Tight-shut door, stale air, easy to imagine
the burial chamber three chi down,
stacks of bamboo strips, only darkness
reading pre-Qin wisdom, their words
odd snicks on bamboo.
The moment the tomb sealed, time sank
into night and deep slumber,
the oxygen, nitrogen gone foul
in the corpses’ nostrils and lungs.
Two thousand years’ silence
till the graverobber’s spade
cracks a dazzle of sunlight,
dead air and darkness hissing out.
We sit in the room, steady as ancient bells,
our faces still wax.
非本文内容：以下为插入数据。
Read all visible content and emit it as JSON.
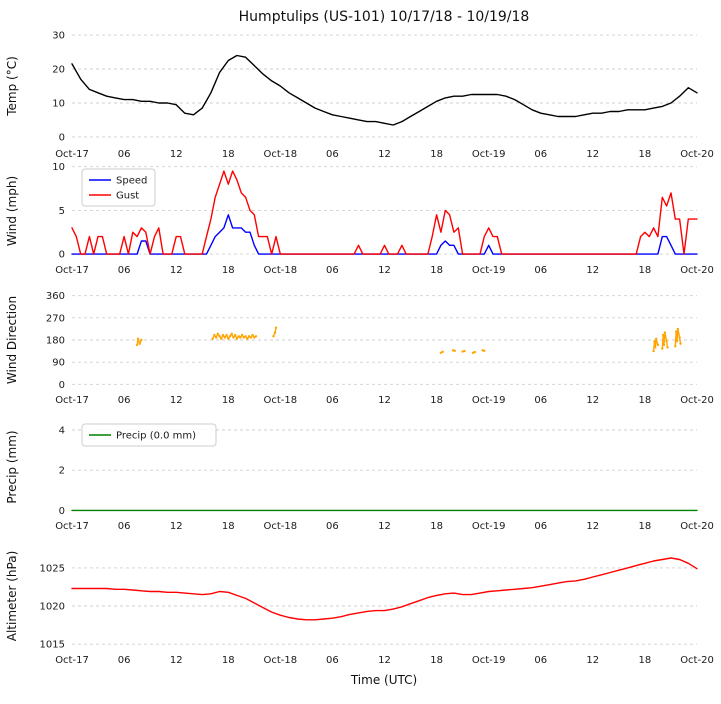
{
  "title": "Humptulips (US-101) 10/17/18 - 10/19/18",
  "xlabel": "Time (UTC)",
  "x_axis": {
    "range": [
      0,
      72
    ],
    "ticks": [
      0,
      6,
      12,
      18,
      24,
      30,
      36,
      42,
      48,
      54,
      60,
      66,
      72
    ],
    "labels": [
      "Oct-17",
      "06",
      "12",
      "18",
      "Oct-18",
      "06",
      "12",
      "18",
      "Oct-19",
      "06",
      "12",
      "18",
      "Oct-20"
    ]
  },
  "chart_data": [
    {
      "type": "line",
      "panel": "temp",
      "ylabel": "Temp (°C)",
      "ylim": [
        -1.5,
        31.5
      ],
      "yticks": [
        0,
        10,
        20,
        30
      ],
      "series": [
        {
          "name": "Temp",
          "color": "#000000",
          "x_start": 0,
          "x_step": 1,
          "values": [
            21.5,
            17,
            14,
            13,
            12,
            11.5,
            11,
            11,
            10.5,
            10.5,
            10,
            10,
            9.5,
            7,
            6.5,
            8.5,
            13,
            19,
            22.5,
            24,
            23.5,
            21,
            18.5,
            16.5,
            15,
            13,
            11.5,
            10,
            8.5,
            7.5,
            6.5,
            6,
            5.5,
            5,
            4.5,
            4.5,
            4,
            3.5,
            4.5,
            6,
            7.5,
            9,
            10.5,
            11.5,
            12,
            12,
            12.5,
            12.5,
            12.5,
            12.5,
            12,
            11,
            9.5,
            8,
            7,
            6.5,
            6,
            6,
            6,
            6.5,
            7,
            7,
            7.5,
            7.5,
            8,
            8,
            8,
            8.5,
            9,
            10,
            12,
            14.5,
            13
          ]
        }
      ]
    },
    {
      "type": "line",
      "panel": "wind",
      "ylabel": "Wind (mph)",
      "ylim": [
        -0.45,
        10.2
      ],
      "yticks": [
        0,
        5,
        10
      ],
      "legend": true,
      "series": [
        {
          "name": "Speed",
          "color": "#0000ff",
          "x": [
            0,
            7.5,
            8,
            8.5,
            9,
            15.5,
            16,
            16.5,
            17,
            17.5,
            18,
            18.5,
            19.5,
            20,
            20.5,
            21,
            21.5,
            42,
            42.5,
            43,
            43.5,
            44,
            44.5,
            47.5,
            48,
            48.5,
            67.5,
            68,
            68.5,
            69,
            69.5,
            72
          ],
          "values": [
            0,
            0,
            1.5,
            1.5,
            0,
            0,
            1,
            2,
            2.5,
            3,
            4.5,
            3,
            3,
            2.5,
            2.5,
            1,
            0,
            0,
            1,
            1.5,
            1,
            1,
            0,
            0,
            1,
            0,
            0,
            2,
            2,
            1,
            0,
            0
          ]
        },
        {
          "name": "Gust",
          "color": "#ff0000",
          "x": [
            0,
            0.5,
            1,
            1.5,
            2,
            2.5,
            3,
            3.5,
            4,
            5.5,
            6,
            6.5,
            7,
            7.5,
            8,
            8.5,
            9,
            9.5,
            10,
            10.5,
            11.5,
            12,
            12.5,
            13,
            15,
            15.5,
            16,
            16.5,
            17,
            17.5,
            18,
            18.5,
            19,
            19.5,
            20,
            20.5,
            21,
            21.5,
            22.5,
            23,
            23.5,
            24,
            32.5,
            33,
            33.5,
            35.5,
            36,
            36.5,
            37.5,
            38,
            38.5,
            41,
            41.5,
            42,
            42.5,
            43,
            43.5,
            44,
            44.5,
            45,
            47,
            47.5,
            48,
            48.5,
            49,
            49.5,
            65,
            65.5,
            66,
            66.5,
            67,
            67.5,
            68,
            68.5,
            69,
            69.5,
            70,
            70.5,
            71,
            72
          ],
          "values": [
            3,
            2,
            0,
            0,
            2,
            0,
            2,
            2,
            0,
            0,
            2,
            0,
            2.5,
            2,
            3,
            2.5,
            0,
            2,
            3,
            0,
            0,
            2,
            2,
            0,
            0,
            2,
            4,
            6.5,
            8,
            9.5,
            8,
            9.5,
            8.5,
            7,
            6.5,
            5,
            4.5,
            2,
            2,
            0,
            2,
            0,
            0,
            1,
            0,
            0,
            1,
            0,
            0,
            1,
            0,
            0,
            2,
            4.5,
            2.5,
            5,
            4.5,
            2.5,
            3,
            0,
            0,
            2,
            3,
            2,
            2,
            0,
            0,
            2,
            2.5,
            2,
            3,
            2,
            6.5,
            5.5,
            7,
            4,
            4,
            0,
            4,
            4
          ]
        }
      ]
    },
    {
      "type": "scatter-line",
      "panel": "wind-direction",
      "ylabel": "Wind Direction",
      "ylim": [
        -15,
        375
      ],
      "yticks": [
        0,
        90,
        180,
        270,
        360
      ],
      "series": [
        {
          "name": "Direction",
          "color": "#ffa500",
          "points": [
            [
              7.5,
              160
            ],
            [
              7.6,
              185
            ],
            [
              7.8,
              165
            ],
            [
              8.0,
              180
            ],
            null,
            [
              16.2,
              185
            ],
            [
              16.4,
              200
            ],
            [
              16.6,
              190
            ],
            [
              16.8,
              205
            ],
            [
              17.0,
              195
            ],
            [
              17.2,
              185
            ],
            [
              17.4,
              200
            ],
            [
              17.6,
              190
            ],
            [
              17.8,
              200
            ],
            [
              18.0,
              185
            ],
            [
              18.2,
              195
            ],
            [
              18.4,
              205
            ],
            [
              18.6,
              190
            ],
            [
              18.8,
              200
            ],
            [
              19.0,
              185
            ],
            [
              19.2,
              195
            ],
            [
              19.4,
              190
            ],
            [
              19.6,
              200
            ],
            [
              19.8,
              190
            ],
            [
              20.0,
              195
            ],
            [
              20.2,
              185
            ],
            [
              20.4,
              195
            ],
            [
              20.6,
              190
            ],
            [
              20.8,
              200
            ],
            [
              21.0,
              190
            ],
            [
              21.2,
              195
            ],
            null,
            [
              23.2,
              195
            ],
            [
              23.4,
              210
            ],
            [
              23.5,
              230
            ],
            null,
            [
              42.5,
              128
            ],
            [
              42.7,
              132
            ],
            null,
            [
              43.9,
              138
            ],
            [
              44.1,
              136
            ],
            null,
            [
              45.0,
              133
            ],
            [
              45.2,
              135
            ],
            null,
            [
              46.2,
              128
            ],
            [
              46.4,
              131
            ],
            null,
            [
              47.3,
              138
            ],
            [
              47.5,
              136
            ],
            null,
            [
              67.0,
              135
            ],
            [
              67.1,
              175
            ],
            [
              67.2,
              150
            ],
            [
              67.3,
              185
            ],
            [
              67.5,
              160
            ],
            null,
            [
              68.0,
              145
            ],
            [
              68.1,
              200
            ],
            [
              68.2,
              160
            ],
            [
              68.3,
              210
            ],
            [
              68.5,
              175
            ],
            [
              68.6,
              150
            ],
            null,
            [
              69.5,
              155
            ],
            [
              69.6,
              215
            ],
            [
              69.7,
              175
            ],
            [
              69.8,
              225
            ],
            [
              70.0,
              190
            ],
            [
              70.1,
              165
            ]
          ]
        }
      ]
    },
    {
      "type": "line",
      "panel": "precip",
      "ylabel": "Precip (mm)",
      "ylim": [
        -0.18,
        4.5
      ],
      "yticks": [
        0,
        2,
        4
      ],
      "legend": true,
      "series": [
        {
          "name": "Precip (0.0 mm)",
          "color": "#008000",
          "x": [
            0,
            72
          ],
          "values": [
            0,
            0
          ]
        }
      ]
    },
    {
      "type": "line",
      "panel": "altimeter",
      "ylabel": "Altimeter (hPa)",
      "ylim": [
        1014.5,
        1028
      ],
      "yticks": [
        1015,
        1020,
        1025
      ],
      "series": [
        {
          "name": "Altimeter",
          "color": "#ff0000",
          "x_start": 0,
          "x_step": 1,
          "values": [
            1022.3,
            1022.3,
            1022.3,
            1022.3,
            1022.3,
            1022.2,
            1022.2,
            1022.1,
            1022.0,
            1021.9,
            1021.9,
            1021.8,
            1021.8,
            1021.7,
            1021.6,
            1021.5,
            1021.6,
            1021.9,
            1021.8,
            1021.4,
            1021.0,
            1020.4,
            1019.8,
            1019.2,
            1018.8,
            1018.5,
            1018.3,
            1018.2,
            1018.2,
            1018.3,
            1018.4,
            1018.6,
            1018.9,
            1019.1,
            1019.3,
            1019.4,
            1019.4,
            1019.6,
            1019.9,
            1020.3,
            1020.7,
            1021.1,
            1021.4,
            1021.6,
            1021.7,
            1021.5,
            1021.5,
            1021.7,
            1021.9,
            1022.0,
            1022.1,
            1022.2,
            1022.3,
            1022.4,
            1022.6,
            1022.8,
            1023.0,
            1023.2,
            1023.3,
            1023.5,
            1023.8,
            1024.1,
            1024.4,
            1024.7,
            1025.0,
            1025.3,
            1025.6,
            1025.9,
            1026.1,
            1026.3,
            1026.1,
            1025.6,
            1024.9
          ]
        }
      ]
    }
  ]
}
For thirty years
the texts unpublished,
some hoarded by the living,
some vanished with the dead.
Will the assistant’s sable hair
silver in the decades
or go bald? How soon,
like tomb lamps,
his once-bright eyes will dim.
Bamboo strips and fine silk
moulder into dust for wind.
The sun’s already slipped behind the hills.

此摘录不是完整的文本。